Celebrating black history


"Can we make a collage to use for the Perspectives page CP this weekend?" a hopeful pair of opinion editors each asked me separately on Tuesday.
"No problem. Get me a list..." I responded both times.

I always think those things are going to be easy. Slap some photos onto other photos. Voila! Instant centerpiece.

Of course, now that the whole thing is behind me, I can think of at least three ways I could have done it "simpler." A bunch of stacked black-and-photos with IDs in red boxes on top of them, a la Vanity Fair and the like. A checkerboard of photo/ID pairs. A combination of the two ... sorta.

But you know, when you're on your 13th consecutive hour at the office — and even the morning after a semi-decent night's sleep after said long work day — it can be difficult to see your way out of the tunnel you created for yourself at the beginning of the project.

So I ended up with this collage. I, personally, like the glowing red super-hero-esque Muhammed Ali. I'm sure others will wonder what I was thinking. I tried turning him other colors, especially after I put a stylized photo of Rosa Parks, in her red shirt, very nearby. But he just didn't look quite so magnificent unless he was red.

And why is Frederick Douglass blue, you might wonder? Well, you'd be a little sad, too, if you were dead before it was cool to be black. ... Did I go too far? Forgive me. I tend to get punchy after a few very long days jammed between some less-than-appealing hour-long-plus commutes in the rain.
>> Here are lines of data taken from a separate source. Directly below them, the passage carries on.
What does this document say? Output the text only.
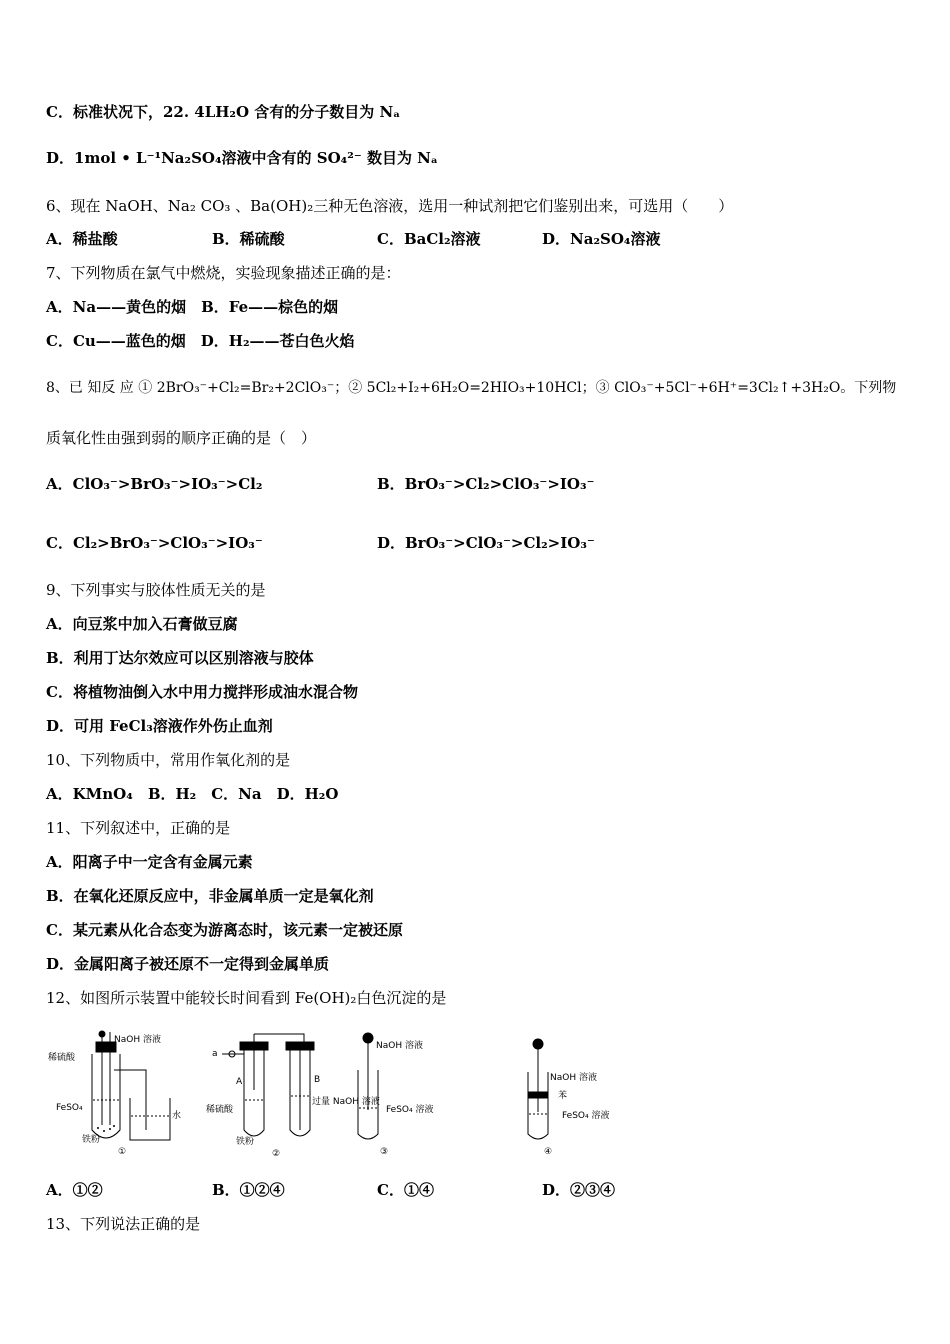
C．标准状况下，22. 4LH₂O 含有的分子数目为 Nₐ
D．1mol • L⁻¹Na₂SO₄溶液中含有的 SO₄²⁻ 数目为 Nₐ
6、现在 NaOH、Na₂ CO₃ 、Ba(OH)₂三种无色溶液，选用一种试剂把它们鉴别出来，可选用（　　）
A．稀盐酸	B．稀硫酸	C．BaCl₂溶液	D．Na₂SO₄溶液
7、下列物质在氯气中燃烧，实验现象描述正确的是：
A．Na——黄色的烟　B．Fe——棕色的烟
C．Cu——蓝色的烟　D．H₂——苍白色火焰
8、已 知反 应 ① 2BrO₃⁻+Cl₂=Br₂+2ClO₃⁻；② 5Cl₂+I₂+6H₂O=2HIO₃+10HCl；③ ClO₃⁻+5Cl⁻+6H⁺=3Cl₂↑+3H₂O。下列物
质氧化性由强到弱的顺序正确的是（　）
A．ClO₃⁻>BrO₃⁻>IO₃⁻>Cl₂	B．BrO₃⁻>Cl₂>ClO₃⁻>IO₃⁻
C．Cl₂>BrO₃⁻>ClO₃⁻>IO₃⁻	D．BrO₃⁻>ClO₃⁻>Cl₂>IO₃⁻
9、下列事实与胶体性质无关的是
A．向豆浆中加入石膏做豆腐
B．利用丁达尔效应可以区别溶液与胶体
C．将植物油倒入水中用力搅拌形成油水混合物
D．可用 FeCl₃溶液作外伤止血剂
10、下列物质中，常用作氧化剂的是
A．KMnO₄　B．H₂　C．Na　D．H₂O
11、下列叙述中，正确的是
A．阳离子中一定含有金属元素
B．在氧化还原反应中，非金属单质一定是氧化剂
C．某元素从化合态变为游离态时，该元素一定被还原
D．金属阳离子被还原不一定得到金属单质
12、如图所示装置中能较长时间看到 Fe(OH)₂白色沉淀的是
NaOH 溶液
稀硫酸
FeSO₄
水
铁粉
①
a
A	B
稀硫酸
过量 NaOH 溶液
铁粉
②
NaOH 溶液
FeSO₄ 溶液
③
NaOH 溶液
苯
FeSO₄ 溶液
④
A．①②	B．①②④	C．①④	D．②③④
13、下列说法正确的是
In hindsight, since I had to rap up quick and things weren't ending exactly right, I really should have had the desk tone the thing b/w. It probably would have been better, and I wouldn't have to explain why I made Ali the ani-Hulk. Grrrr.


Original phots from Getty Images, wire services, and web

Bottom row, from left: Rosa Parks, Muhammed Ali and Richard Pryor. Middle row: Malcolm X and Martin Luther King Jr. Back row: George Washington Carver, President Barrack Obama, Harriet Tubman, Frederick Douglass (in blue) and Ruby Bridges (in white).



Follow-up note: No one gave me even an ounce of flack for the red Ali. As a matter of fact, I got quite a few compliments on the illustration. I guess you just never can tell what's going to strike people as odd — or not.